Joseph Maria Adolf von Berenger or in Italian as Adolfo di Bérenger (28 February 1815 – 3 March 1895) was a German-born forester who worked in Italy. He established the first forestry school in Italy at Vallombrosa, now called the Forest Institute of Vallombrosa. He is considered the founder of Italian forestry.

== Life and work ==
Berenger was born in Ebenau, Munich, the son of Johann August, a Bavarian officer of French origins and estate owner and his wife Johann Eugenia von Fabris. He studied in Munich, and then at the Mariabrunn Academy near Vienna and joined service in Venice under the Duke of Parma. In 1849 he became a forest inspector and was involved in studying the Cadore forest cutting system. From 1856 he was in charge of the forests of Cansiglio where he studied the plantation of white fir in clearings. He was made adjunct general of the central forestry inspectorate of Veneto in 1858. In 1865 he was transferred to Venice. After the annexation of Veneto into the Austro-Hungarian Empire in 1866 he was appointed Inspector General of Forestry under the Ministry of Agriculture and also appointed as the first director to the national forest academy which was begun at Vallombrosa in 1869. His work on forest conservation often involved dealing with local opposition and while he saw livestock herding as an ancient and important livelihood he was involved in imposing limits to the number of animals allowed to graze inside forests.

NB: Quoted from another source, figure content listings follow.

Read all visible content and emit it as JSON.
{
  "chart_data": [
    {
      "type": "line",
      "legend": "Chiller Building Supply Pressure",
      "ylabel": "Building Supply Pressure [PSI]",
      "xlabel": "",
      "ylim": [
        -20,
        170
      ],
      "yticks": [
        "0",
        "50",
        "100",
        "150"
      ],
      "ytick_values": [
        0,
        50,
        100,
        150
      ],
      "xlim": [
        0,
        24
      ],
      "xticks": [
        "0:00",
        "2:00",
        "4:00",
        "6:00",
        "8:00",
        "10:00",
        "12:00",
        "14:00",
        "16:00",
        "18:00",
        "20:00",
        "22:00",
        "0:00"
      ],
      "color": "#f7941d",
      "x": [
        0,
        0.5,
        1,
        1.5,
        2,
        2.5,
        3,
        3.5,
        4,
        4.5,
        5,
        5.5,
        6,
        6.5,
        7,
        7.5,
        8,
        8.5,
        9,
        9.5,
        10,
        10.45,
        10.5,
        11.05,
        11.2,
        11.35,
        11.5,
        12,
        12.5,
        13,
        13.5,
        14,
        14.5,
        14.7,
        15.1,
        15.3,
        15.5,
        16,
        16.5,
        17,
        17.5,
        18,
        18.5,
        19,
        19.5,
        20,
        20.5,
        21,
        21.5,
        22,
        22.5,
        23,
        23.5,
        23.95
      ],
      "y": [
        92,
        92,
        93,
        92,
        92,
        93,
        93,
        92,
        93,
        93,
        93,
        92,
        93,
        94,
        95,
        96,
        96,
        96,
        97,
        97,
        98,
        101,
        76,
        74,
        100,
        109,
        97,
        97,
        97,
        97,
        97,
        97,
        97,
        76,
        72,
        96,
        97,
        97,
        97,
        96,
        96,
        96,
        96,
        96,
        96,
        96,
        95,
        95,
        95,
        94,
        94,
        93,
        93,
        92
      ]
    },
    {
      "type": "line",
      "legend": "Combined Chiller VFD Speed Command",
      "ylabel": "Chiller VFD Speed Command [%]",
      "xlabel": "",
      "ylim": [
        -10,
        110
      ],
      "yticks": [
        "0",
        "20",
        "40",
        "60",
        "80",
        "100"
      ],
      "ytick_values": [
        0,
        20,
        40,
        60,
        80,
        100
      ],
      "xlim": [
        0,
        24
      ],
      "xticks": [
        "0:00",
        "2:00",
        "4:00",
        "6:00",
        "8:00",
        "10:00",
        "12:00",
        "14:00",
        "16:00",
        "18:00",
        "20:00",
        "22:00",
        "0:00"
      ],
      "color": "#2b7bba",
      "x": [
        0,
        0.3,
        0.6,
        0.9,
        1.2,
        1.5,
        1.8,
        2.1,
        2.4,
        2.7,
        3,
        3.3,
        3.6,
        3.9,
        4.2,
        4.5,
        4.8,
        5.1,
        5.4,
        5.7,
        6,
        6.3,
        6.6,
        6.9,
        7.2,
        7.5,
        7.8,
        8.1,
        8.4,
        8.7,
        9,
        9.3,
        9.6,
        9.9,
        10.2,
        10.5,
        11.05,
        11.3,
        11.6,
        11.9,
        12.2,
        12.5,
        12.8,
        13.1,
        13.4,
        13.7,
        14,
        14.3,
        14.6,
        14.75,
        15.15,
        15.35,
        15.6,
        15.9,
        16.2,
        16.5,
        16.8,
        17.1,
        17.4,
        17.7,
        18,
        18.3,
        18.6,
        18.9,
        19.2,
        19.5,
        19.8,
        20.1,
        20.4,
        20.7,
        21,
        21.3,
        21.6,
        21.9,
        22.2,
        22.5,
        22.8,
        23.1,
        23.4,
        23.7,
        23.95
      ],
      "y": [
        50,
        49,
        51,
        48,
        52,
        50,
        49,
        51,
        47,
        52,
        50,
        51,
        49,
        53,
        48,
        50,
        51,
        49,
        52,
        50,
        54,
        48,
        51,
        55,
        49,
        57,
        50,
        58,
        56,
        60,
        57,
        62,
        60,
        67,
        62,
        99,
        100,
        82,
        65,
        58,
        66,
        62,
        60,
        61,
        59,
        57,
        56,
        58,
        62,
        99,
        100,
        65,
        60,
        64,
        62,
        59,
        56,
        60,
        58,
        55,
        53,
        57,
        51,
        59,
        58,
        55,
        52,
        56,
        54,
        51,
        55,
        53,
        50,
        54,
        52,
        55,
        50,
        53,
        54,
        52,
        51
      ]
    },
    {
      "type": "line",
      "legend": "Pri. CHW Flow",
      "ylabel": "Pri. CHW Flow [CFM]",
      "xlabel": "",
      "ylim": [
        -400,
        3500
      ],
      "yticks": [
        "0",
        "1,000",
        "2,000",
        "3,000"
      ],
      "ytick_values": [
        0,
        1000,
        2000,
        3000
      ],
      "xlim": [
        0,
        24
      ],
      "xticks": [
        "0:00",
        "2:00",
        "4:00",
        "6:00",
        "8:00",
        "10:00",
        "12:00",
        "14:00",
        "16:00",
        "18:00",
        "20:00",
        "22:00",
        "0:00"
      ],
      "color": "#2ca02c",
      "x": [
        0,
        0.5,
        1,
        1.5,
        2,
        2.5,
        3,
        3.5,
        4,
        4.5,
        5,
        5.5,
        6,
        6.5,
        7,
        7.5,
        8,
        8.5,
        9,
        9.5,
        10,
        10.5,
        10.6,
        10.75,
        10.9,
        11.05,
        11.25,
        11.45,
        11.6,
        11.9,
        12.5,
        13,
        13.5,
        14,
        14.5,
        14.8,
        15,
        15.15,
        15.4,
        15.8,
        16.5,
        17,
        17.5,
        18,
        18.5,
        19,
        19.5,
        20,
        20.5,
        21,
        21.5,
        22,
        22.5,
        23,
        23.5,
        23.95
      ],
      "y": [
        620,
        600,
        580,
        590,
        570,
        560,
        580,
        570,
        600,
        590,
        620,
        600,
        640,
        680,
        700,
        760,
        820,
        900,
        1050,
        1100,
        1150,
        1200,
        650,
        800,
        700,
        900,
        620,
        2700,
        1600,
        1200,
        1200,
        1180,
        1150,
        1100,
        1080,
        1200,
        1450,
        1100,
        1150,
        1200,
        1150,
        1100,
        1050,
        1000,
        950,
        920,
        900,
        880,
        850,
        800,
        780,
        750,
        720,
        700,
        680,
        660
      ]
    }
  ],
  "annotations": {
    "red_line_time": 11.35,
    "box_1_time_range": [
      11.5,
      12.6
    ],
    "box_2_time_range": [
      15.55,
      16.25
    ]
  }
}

He published some early guides to the use of mathematical approaches in managing forests, with notes from 1865 to 66 titled Rudimenti di matematica applicata specialmente alla tassazione ed assestamento delle foreste. In 1877 he clashed with the minister Salvatore Maiorana-Calatabiano on a forestry bill. Also faced with the death of his son Augusto he retired prematurely at the age of 62 but continued to work on forestry research. He was able to continue to conduct experiments in reforestation. He published a 800-page treatise on forestry Selvicoltora (1887). He promoted a system of planting uneven aged stands which were closer to nature. He also wrote on the history of forests in Archeologia forestale and established a system of taxation for forest use that became the norm in Europe. He corresponded with George Perkins Marsh who appreciated the Studii di archeologia forestale and made use of ideas from Italian forestry such as artificial rejuvenation of forests and "imitating nature" in his book Man and Nature (1864). At the time of his death, Marsh was visiting Berenger in Vallombrosa. Berenger suffered from blindness towards the end of his life and died in Rome where he was buried at Magnale.